薄っすらと笑みを浮かべている様子に何故か違和感を覚えた。
「なんなんだ・・。」
眉根を寄せて、小さくなる父を見つめていた。
二条慧は、警察と共に部屋を出てエレベーターホールへと向かう。
部屋の中には、私と、瑠維、聖人が残った・・。
「南條くん・・。君が調べてくれた情報のお陰だよ。
でも、君には辛い思いをさせてしまったね・・・。」
聖人が、苦しそうな表情で瑠維を見つめた。
そして、横に並ぶ私のほうへと視線を向けた。
「君の過去は、明かされるたびに君は傷つく・・。
それを晒すことが良いことなのか解らない。
だけど、君を傷つけて、嫌われてでも・・。僕は君を守りたかった。」
私は、涙目で聖人を見上げた。
「悲しいわ・・。
あまりに父と、母が可愛そうで。
でも、これが事実なんだよね。
今は辛いけど・・。
いつかきっと、知らないままよりも知って良かったと思う日が来ると思う。

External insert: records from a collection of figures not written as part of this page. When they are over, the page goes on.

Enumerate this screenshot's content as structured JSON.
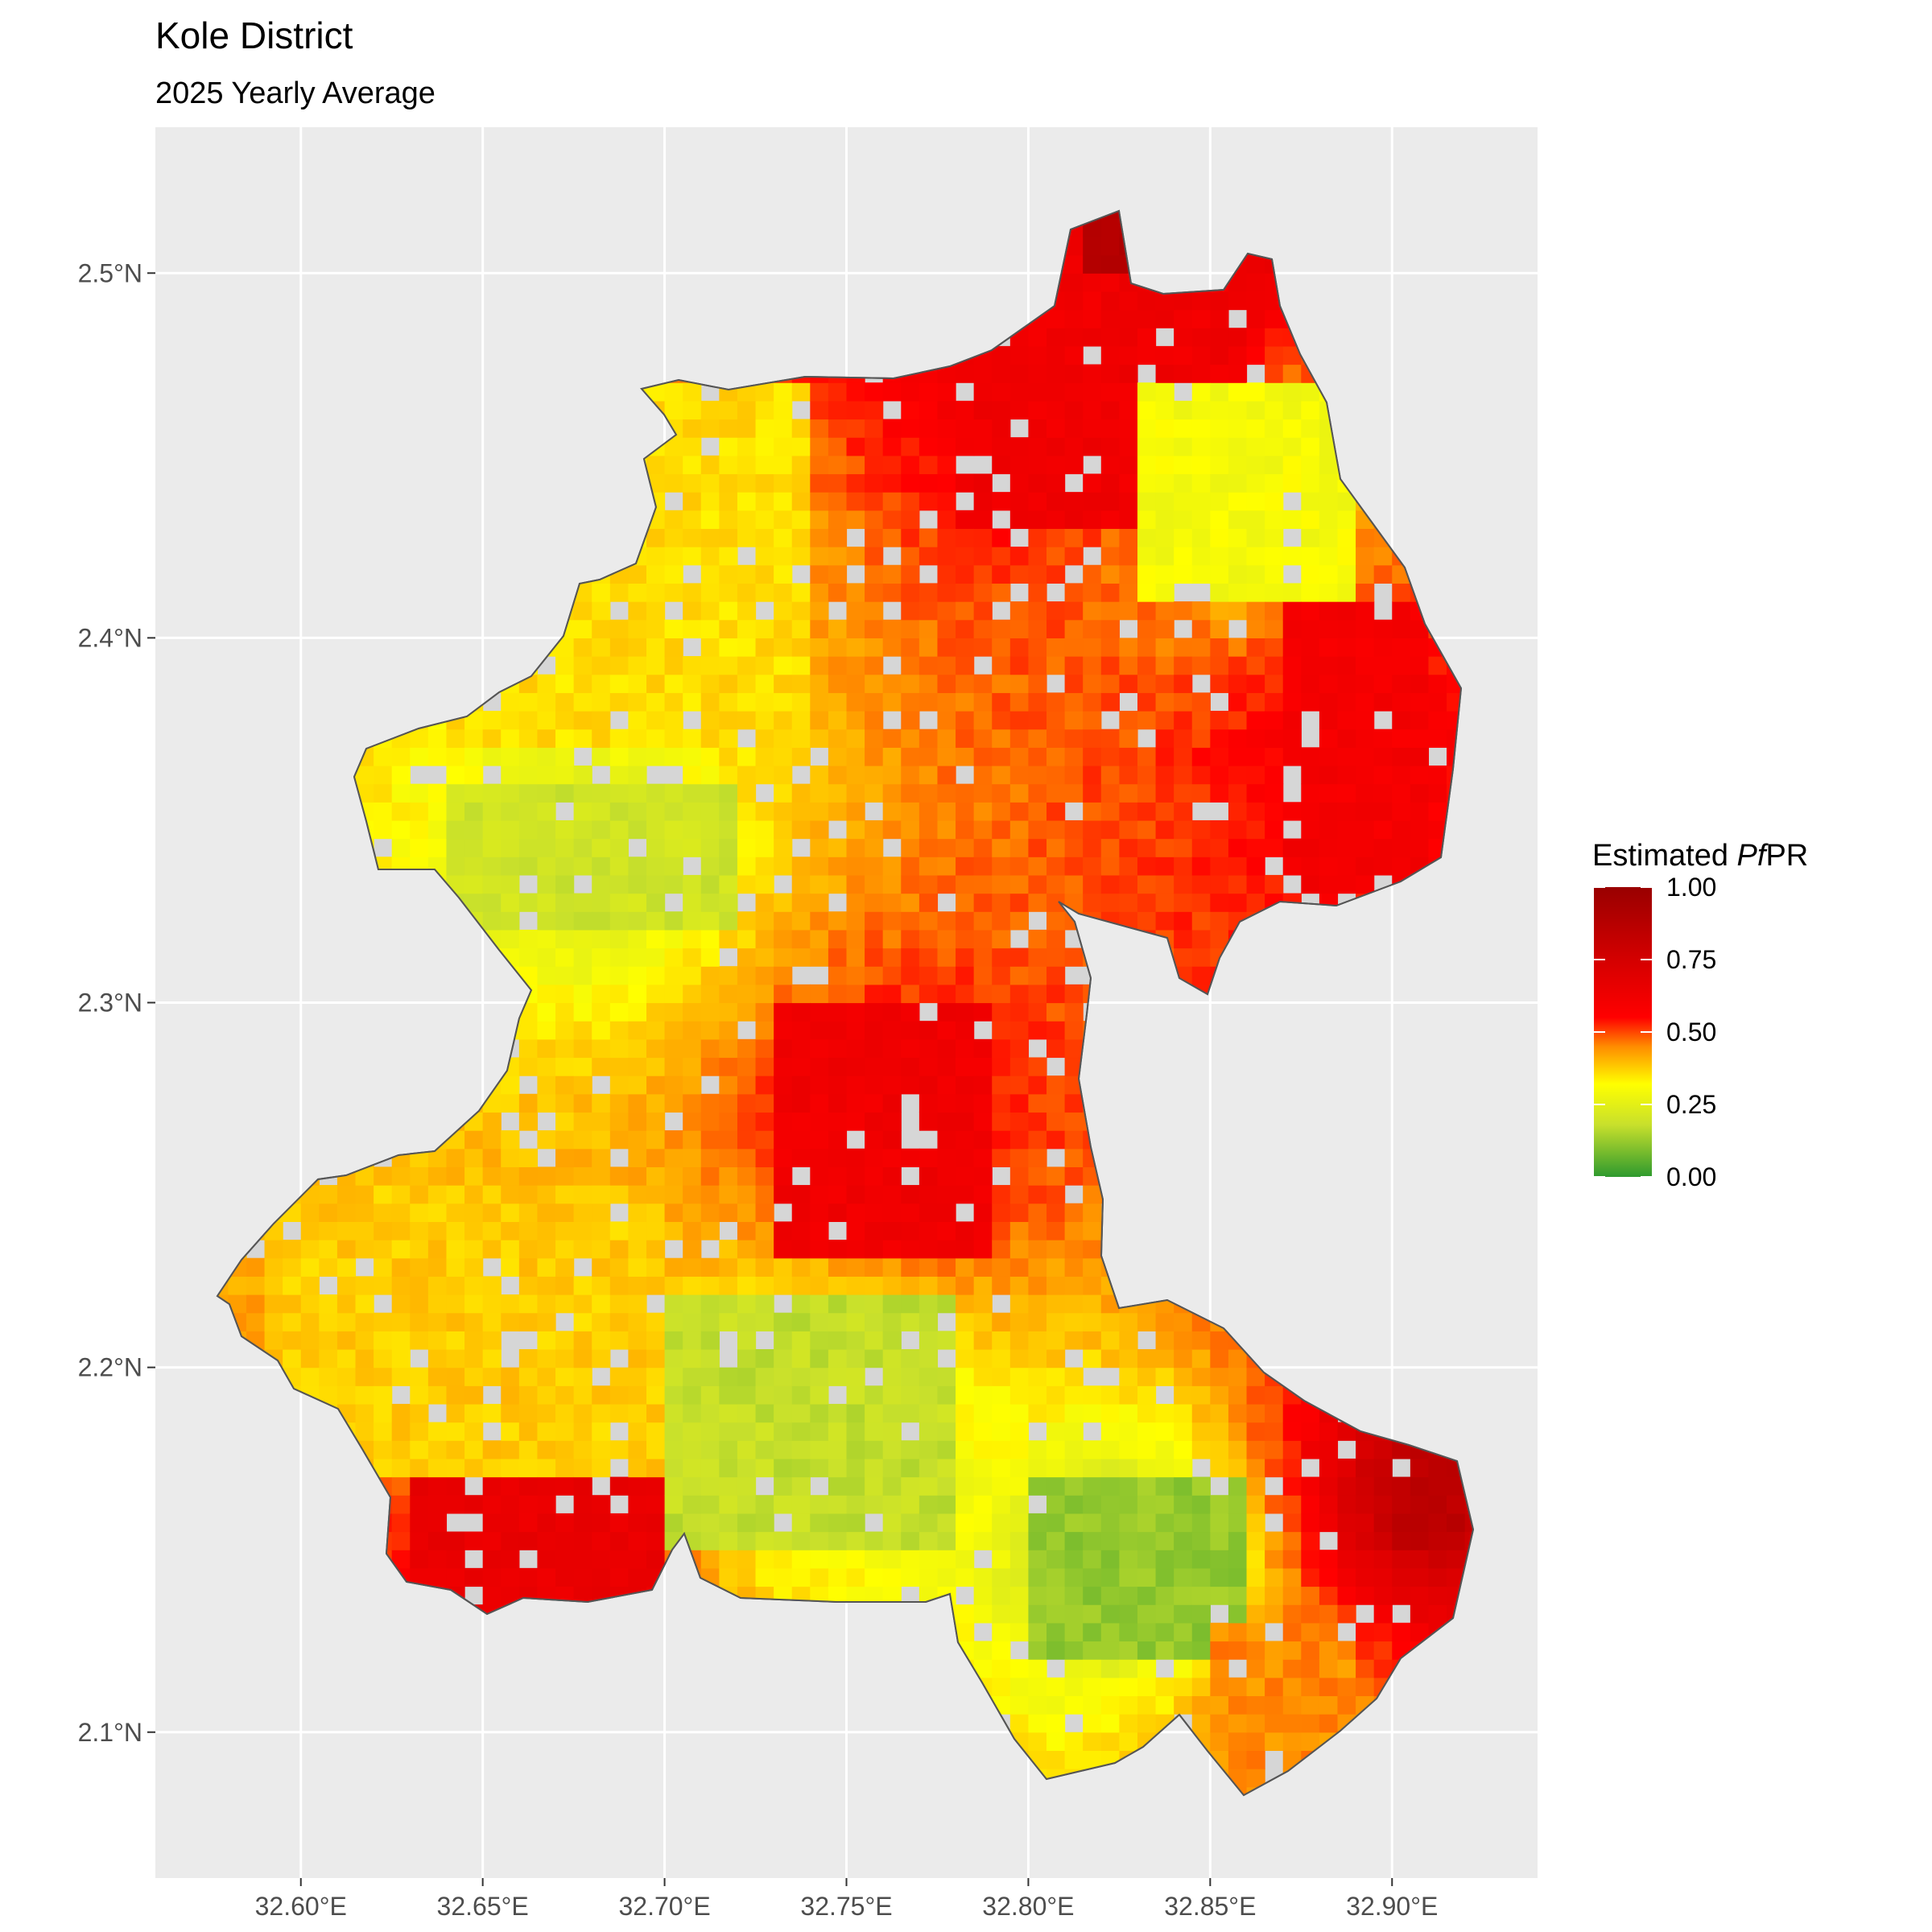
{
  "title": "Kole District",
  "subtitle": "2025 Yearly Average",
  "legend": {
    "title_prefix": "Estimated ",
    "title_italic": "Pf",
    "title_suffix": "PR",
    "position": "right",
    "ticks": [
      "1.00",
      "0.75",
      "0.50",
      "0.25",
      "0.00"
    ],
    "tick_values": [
      1.0,
      0.75,
      0.5,
      0.25,
      0.0
    ],
    "gradient": [
      {
        "value": 0.0,
        "color": "#2e9a2e"
      },
      {
        "value": 0.18,
        "color": "#c8e02c"
      },
      {
        "value": 0.32,
        "color": "#ffff00"
      },
      {
        "value": 0.45,
        "color": "#ff8c00"
      },
      {
        "value": 0.55,
        "color": "#ff0000"
      },
      {
        "value": 0.75,
        "color": "#d40000"
      },
      {
        "value": 1.0,
        "color": "#990000"
      }
    ]
  },
  "axes": {
    "x_ticks": [
      "32.60°E",
      "32.65°E",
      "32.70°E",
      "32.75°E",
      "32.80°E",
      "32.85°E",
      "32.90°E"
    ],
    "x_tick_values": [
      32.6,
      32.65,
      32.7,
      32.75,
      32.8,
      32.85,
      32.9
    ],
    "y_ticks": [
      "2.1°N",
      "2.2°N",
      "2.3°N",
      "2.4°N",
      "2.5°N"
    ],
    "y_tick_values": [
      2.1,
      2.2,
      2.3,
      2.4,
      2.5
    ],
    "xlim": [
      32.56,
      32.94
    ],
    "ylim": [
      2.06,
      2.54
    ],
    "grid": true
  },
  "colors": {
    "panel_background": "#ebebeb",
    "grid_line": "#ffffff",
    "district_fill": "#d6d6d6",
    "district_outline": "#555555",
    "text": "#000000",
    "tick_text": "#4d4d4d"
  },
  "chart_data": {
    "type": "heatmap",
    "value_name": "Estimated PfPR",
    "units": "prevalence (0-1)",
    "regions": [
      {
        "description": "north cluster",
        "lon": [
          32.78,
          32.86
        ],
        "lat": [
          2.43,
          2.52
        ],
        "value": 0.62
      },
      {
        "description": "far north tip",
        "lon": [
          32.815,
          32.83
        ],
        "lat": [
          2.5,
          2.52
        ],
        "value": 0.9
      },
      {
        "description": "northeast yellow block",
        "lon": [
          32.83,
          32.89
        ],
        "lat": [
          2.41,
          2.47
        ],
        "value": 0.3
      },
      {
        "description": "east red block",
        "lon": [
          32.87,
          32.91
        ],
        "lat": [
          2.33,
          2.41
        ],
        "value": 0.6
      },
      {
        "description": "northwest orange",
        "lon": [
          32.64,
          32.74
        ],
        "lat": [
          2.37,
          2.47
        ],
        "value": 0.36
      },
      {
        "description": "west green patch",
        "lon": [
          32.64,
          32.72
        ],
        "lat": [
          2.32,
          2.36
        ],
        "value": 0.2
      },
      {
        "description": "central red",
        "lon": [
          32.73,
          32.79
        ],
        "lat": [
          2.23,
          2.3
        ],
        "value": 0.62
      },
      {
        "description": "southwest orange",
        "lon": [
          32.59,
          32.7
        ],
        "lat": [
          2.17,
          2.25
        ],
        "value": 0.38
      },
      {
        "description": "southwest red",
        "lon": [
          32.63,
          32.7
        ],
        "lat": [
          2.13,
          2.17
        ],
        "value": 0.65
      },
      {
        "description": "south central green",
        "lon": [
          32.7,
          32.78
        ],
        "lat": [
          2.15,
          2.22
        ],
        "value": 0.18
      },
      {
        "description": "southeast green",
        "lon": [
          32.8,
          32.86
        ],
        "lat": [
          2.12,
          2.17
        ],
        "value": 0.12
      },
      {
        "description": "southeast dark red",
        "lon": [
          32.9,
          32.92
        ],
        "lat": [
          2.15,
          2.18
        ],
        "value": 0.85
      },
      {
        "description": "south tip orange",
        "lon": [
          32.85,
          32.89
        ],
        "lat": [
          2.08,
          2.13
        ],
        "value": 0.45
      }
    ]
  }
}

」
私は力なく笑う。
母から真実を聞いた時も、ショックを受けた。
だけど、少しずつ受け止められるようになった。
その過去もひっくるめて私の一部だから・・。
瑠維は、静かに地面を見ていた。
痛みに耐えるような表情でつぶやいた。
「苦しいです・・。調べて事実が明るみになった時も・・。」
「でも、山科さんも・・。
貴方もきっと、こんな思いをしたことがあるんですよね・・・。」
瑠維が真っすぐに聖人に問いかけるような瞳で見つめた。
「・・・あるよ。だけど、僕は・・。まだ子供で、無力だった。」
「そこから、18年後・・・。
漸く、父の悪事を世に出すことが出来たんだ。
死を選ぼうと思う程、自分のルーツが憎かった。
父も、世界の全てに絶望した時もあったけど・・。
今は生きていて良かったって思える。この手で晶を・・、晶を守ることが出来た。」
「俺も・・。父にこれ以上の罪を犯させることはなくなった。」
瑠維も聖人の言葉に大きく頷いた。
優しい瞳で見つめる聖人と、瑠維。
「・・・ごめんね。
瑠維も、聖人君も・・。2人共、有難う!!」
「おう、これから大変だろうけど・・。山科さんもサポート
してくれるって。晶も、宜しくな。」
瑠維の言葉に、聖人は大きく頷いた。
「うん・・。もちろん。」
聖人と瑠維は、晶の顔を見下ろして優しく笑った。
「パーティが始まるよ。行こうか。」
私は、ゆっくりと目を閉じて、大きく息を吐いた。
まだ、第二幕は始まってない・・。
聖人は、時計を確認する・・。
そして、決意を秘めた表情で顔を上げた。